The group, which includes more than 15 attorneys general and is led by those from Illinois and Connecticut, sent a letter last Thursday to JPMorgan and its outside lawyers seeking more details about the nature of the breach and what measures the bank was taking to prevent a similar incident.
JPMorgan has said the breach, which went undetected for several months, only allowed the hackers to gain access to customer phone numbers, addresses and email addresses. More sensitive information – like financial data, Social Security numbers, email passwords and user identification combinations – remained safe, the bank said.
But the group said much about the breach remained a mystery.
“Critical facts about the intrusion remain unclear, including details concerning the cause of the breach and the nature of any procedures adopted or contemplated to prevent future breaches,” said the letter, a copy of which was obtained by The New York Times.
The letter was sent to Zoe Strickland, JPMorgan’s global chief privacy officer, and outside lawyers working for the bank at WilmerHale and Hunton & Williams.
The group of attorneys general also requested information about the number of consumers in each state affected by the breach, a “complete timeline of events leading up to the discovery the breach” and copies of any internal or third-party investigative reports compiled after the breach’s discovery.

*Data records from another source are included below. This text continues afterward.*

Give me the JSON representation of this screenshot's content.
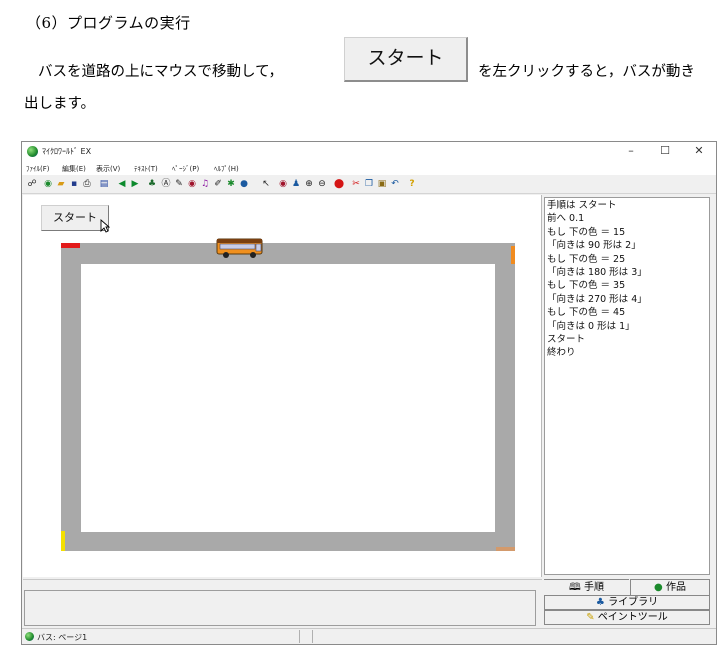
{
  "document": {
    "heading": "（6）プログラムの実行",
    "line1_before": "バスを道路の上にマウスで移動して，",
    "start_button_label": "スタート",
    "line1_after": "を左クリックすると，バスが動き",
    "line2": "出します。"
  },
  "window": {
    "title": "ﾏｲｸﾛﾜｰﾙﾄﾞ EX",
    "controls": {
      "minimize": "–",
      "maximize": "☐",
      "close": "✕"
    }
  },
  "menu": [
    "ﾌｧｲﾙ(F)",
    "編集(E)",
    "表示(V)",
    "ﾃｷｽﾄ(T)",
    "ﾍﾟｰｼﾞ(P)",
    "ﾍﾙﾌﾟ(H)"
  ],
  "canvas": {
    "start_button_label": "スタート",
    "bus_name": "バス"
  },
  "program": {
    "lines": [
      "手順は スタート",
      "前へ 0.1",
      "もし 下の色 ＝ 15",
      "「向きは 90 形は 2」",
      "もし 下の色 ＝ 25",
      "「向きは 180 形は 3」",
      "もし 下の色 ＝ 35",
      "「向きは 270 形は 4」",
      "もし 下の色 ＝ 45",
      "「向きは 0 形は 1」",
      "スタート",
      "終わり"
    ]
  },
  "tabs": {
    "tejun": "手順",
    "sakuhin": "作品"
  },
  "buttons": {
    "library": "ライブラリ",
    "paint_tool": "ペイントツール"
  },
  "status": {
    "text": "バス: ページ1"
  },
  "colors": {
    "road": "#a9a9a9",
    "corner_red": "#e21a1a",
    "corner_orange": "#f08b1f",
    "corner_yellow": "#f4e000",
    "corner_tan": "#d39a6c",
    "bus_body": "#f0901e"
  }
}
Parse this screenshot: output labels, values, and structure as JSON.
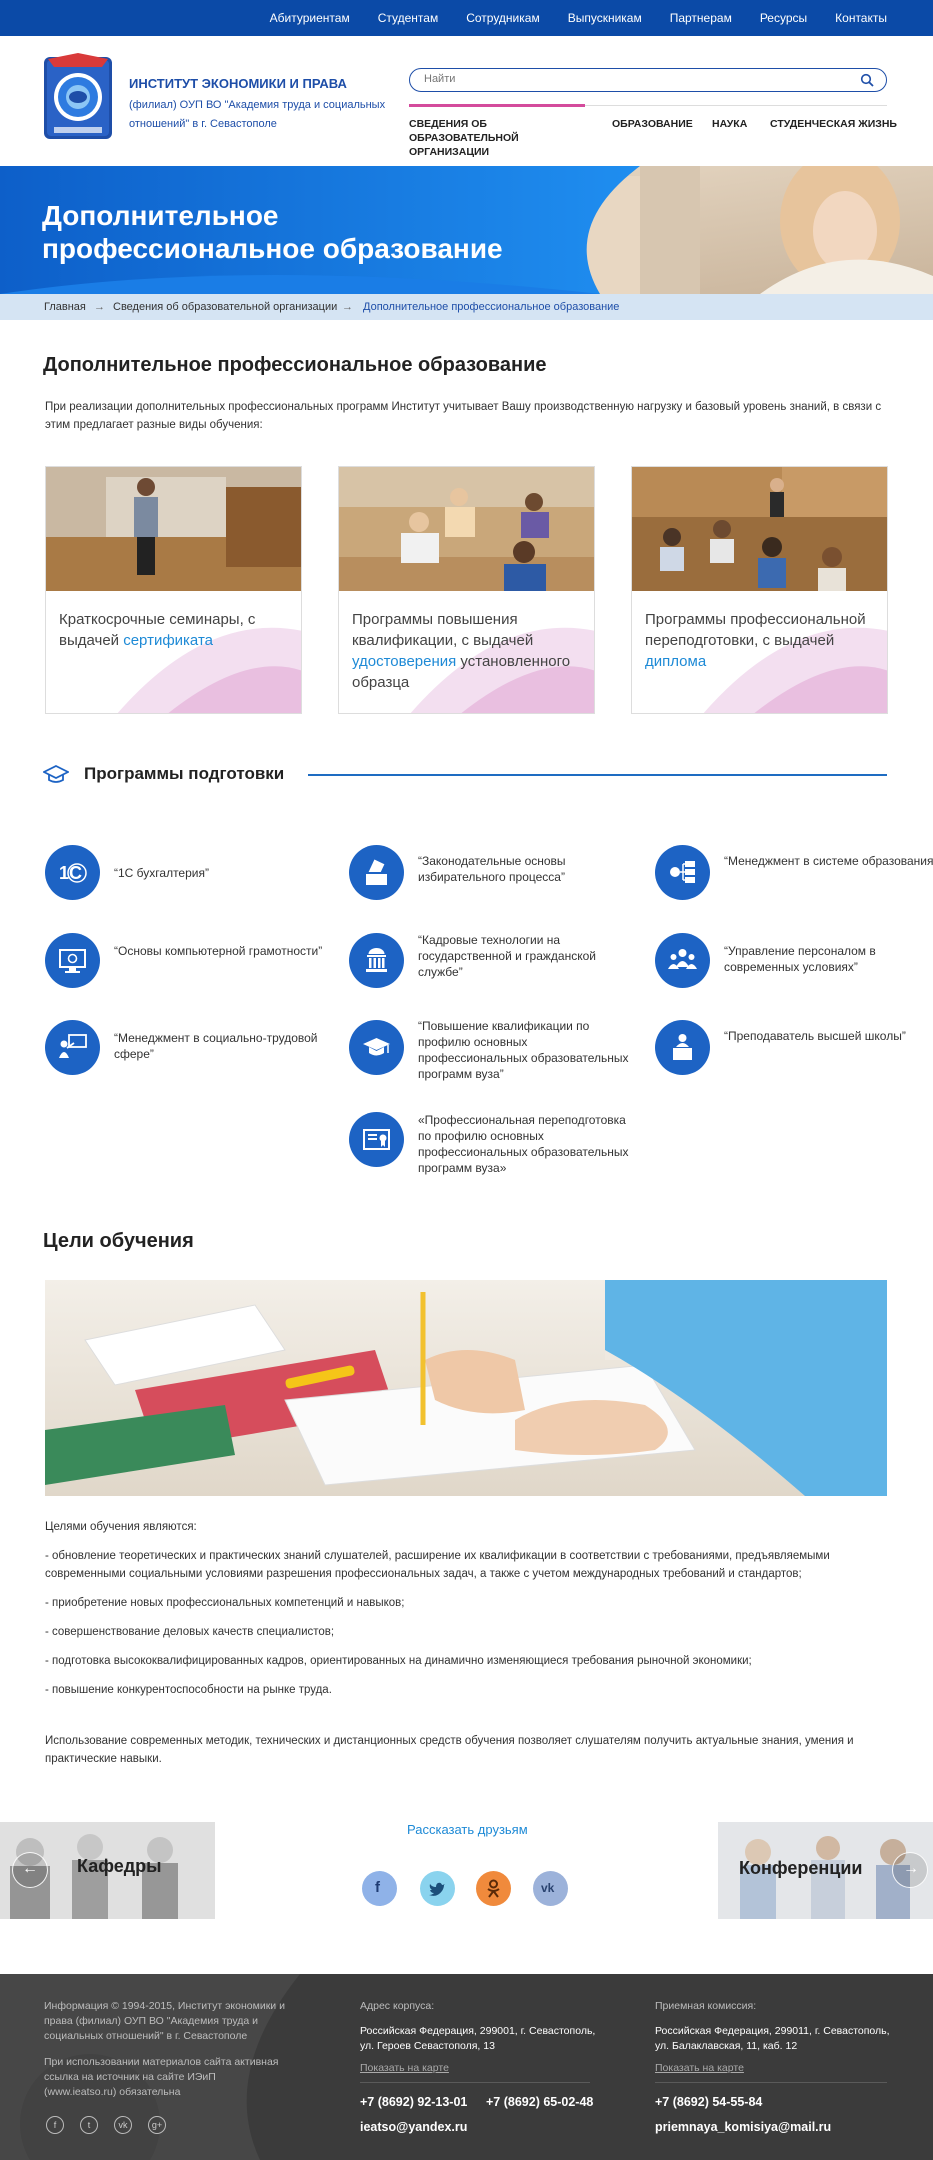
{
  "topnav": {
    "items": [
      "Абитуриентам",
      "Студентам",
      "Сотрудникам",
      "Выпускникам",
      "Партнерам",
      "Ресурсы",
      "Контакты"
    ]
  },
  "header": {
    "org_name": "ИНСТИТУТ ЭКОНОМИКИ И ПРАВА",
    "org_sub": "(филиал) ОУП ВО \"Академия труда и социальных отношений\" в г. Севастополе",
    "search_placeholder": "Найти",
    "menu": [
      {
        "label": "СВЕДЕНИЯ ОБ ОБРАЗОВАТЕЛЬНОЙ ОРГАНИЗАЦИИ",
        "active": true
      },
      {
        "label": "ОБРАЗОВАНИЕ"
      },
      {
        "label": "НАУКА"
      },
      {
        "label": "СТУДЕНЧЕСКАЯ ЖИЗНЬ"
      }
    ]
  },
  "hero": {
    "title_line1": "Дополнительное",
    "title_line2": "профессиональное образование"
  },
  "breadcrumb": {
    "items": [
      "Главная",
      "Сведения об образовательной организации",
      "Дополнительное профессиональное образование"
    ]
  },
  "page": {
    "title": "Дополнительное профессиональное образование",
    "intro": "При реализации дополнительных профессиональных программ Институт учитывает Вашу производственную нагрузку и базовый уровень знаний, в связи с этим предлагает разные виды обучения:"
  },
  "cards": [
    {
      "text": "Краткосрочные семинары, с выдачей ",
      "link": "сертификата",
      "after": ""
    },
    {
      "text": "Программы повышения квалификации, с выдачей ",
      "link": "удостоверения",
      "after": " установленного образца"
    },
    {
      "text": "Программы профессиональной переподготовки, с выдачей ",
      "link": "диплома",
      "after": ""
    }
  ],
  "programs": {
    "title": "Программы подготовки",
    "items": [
      {
        "label": "“1С бухгалтерия”",
        "icon": "1c-icon"
      },
      {
        "label": "“Законодательные основы избирательного процесса”",
        "icon": "ballot-icon"
      },
      {
        "label": "“Менеджмент в системе образования”",
        "icon": "org-chart-icon"
      },
      {
        "label": "“Основы компьютерной грамотности”",
        "icon": "computer-icon"
      },
      {
        "label": "“Кадровые технологии на государственной и гражданской службе”",
        "icon": "government-building-icon"
      },
      {
        "label": "“Управление персоналом в современных условиях”",
        "icon": "people-icon"
      },
      {
        "label": "“Менеджмент в социально-трудовой сфере”",
        "icon": "presenter-icon"
      },
      {
        "label": "“Повышение квалификации по профилю основных профессиональных образовательных программ вуза”",
        "icon": "graduation-cap-icon"
      },
      {
        "label": "“Преподаватель высшей школы”",
        "icon": "lecturer-icon"
      },
      {
        "label": "«Профессиональная переподготовка по профилю основных профессиональных образовательных программ вуза»",
        "icon": "certificate-icon"
      }
    ]
  },
  "goals": {
    "title": "Цели обучения",
    "paragraphs": [
      "Целями обучения являются:",
      "- обновление теоретических и практических знаний слушателей, расширение их квалификации в соответствии с требованиями, предъявляемыми современными социальными условиями разрешения профессиональных задач, а также с учетом международных требований и стандартов;",
      "- приобретение новых профессиональных компетенций и навыков;",
      "- совершенствование деловых качеств специалистов;",
      "- подготовка высококвалифицированных кадров, ориентированных на динамично изменяющиеся требования рыночной экономики;",
      "- повышение конкурентоспособности на рынке труда."
    ],
    "closing": "Использование современных методик, технических и дистанционных средств обучения позволяет слушателям получить актуальные знания, умения и практические навыки."
  },
  "share": {
    "title": "Рассказать друзьям",
    "left_promo": "Кафедры",
    "right_promo": "Конференции",
    "networks": [
      {
        "name": "facebook",
        "color": "#8fb2e8",
        "glyph": "f"
      },
      {
        "name": "twitter",
        "color": "#8ad3ee",
        "glyph": "t"
      },
      {
        "name": "odnoklassniki",
        "color": "#f08a3c",
        "glyph": "ok"
      },
      {
        "name": "vk",
        "color": "#9cb2da",
        "glyph": "vk"
      }
    ]
  },
  "footer": {
    "copyright": "Информация © 1994-2015, Институт экономики и права (филиал) ОУП ВО \"Академия труда и социальных отношений\" в г. Севастополе",
    "notice": "При использовании материалов сайта активная ссылка на источник на сайте ИЭиП (www.ieatso.ru) обязательна",
    "campus_label": "Адрес корпуса:",
    "campus_address": "Российская Федерация, 299001, г. Севастополь, ул. Героев Севастополя, 13",
    "campus_map": "Показать на карте",
    "campus_phone1": "+7 (8692) 92-13-01",
    "campus_phone2": "+7 (8692) 65-02-48",
    "campus_email": "ieatso@yandex.ru",
    "admissions_label": "Приемная комиссия:",
    "admissions_address": "Российская Федерация, 299011, г. Севастополь, ул. Балаклавская, 11, каб. 12",
    "admissions_map": "Показать на карте",
    "admissions_phone": "+7 (8692) 54-55-84",
    "admissions_email": "priemnaya_komisiya@mail.ru",
    "social": [
      "facebook",
      "twitter",
      "vk",
      "google-plus"
    ]
  },
  "colors": {
    "brand_blue": "#0b4aa7",
    "accent_pink": "#d44b9c",
    "link_blue": "#1e8ad6",
    "icon_blue": "#1d63c4",
    "footer_bg": "#3b3b3b"
  }
}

JPMorgan, which has said it spends about $250 million a year on cybersecurity, was given until Jan. 23 to comply with the request for information. The bank was directed to send its response to lawyers working in the privacy groups at the offices of Lisa Madigan, the Illinois attorney general, and George Jepsen, her counterpart in Connecticut.
A bank spokeswoman declined to comment on the letter.
The breach at JPMorgan took place after the still unidentified hackers stole the login credentials for a JPMorgan employee and then managed to gain access to a server the bank apparently neglected to upgrade with a so-called two-factor authentication process. Double authentication schemes are commonly used in the banking industry and usually require a second one-time password to gain access to a protected system.
Once inside JPMorgan’s system, the hackers managed to gain high-level access to more than 90 servers. But the bank has said the hackers were stopped before they could retrieve private customer financial information.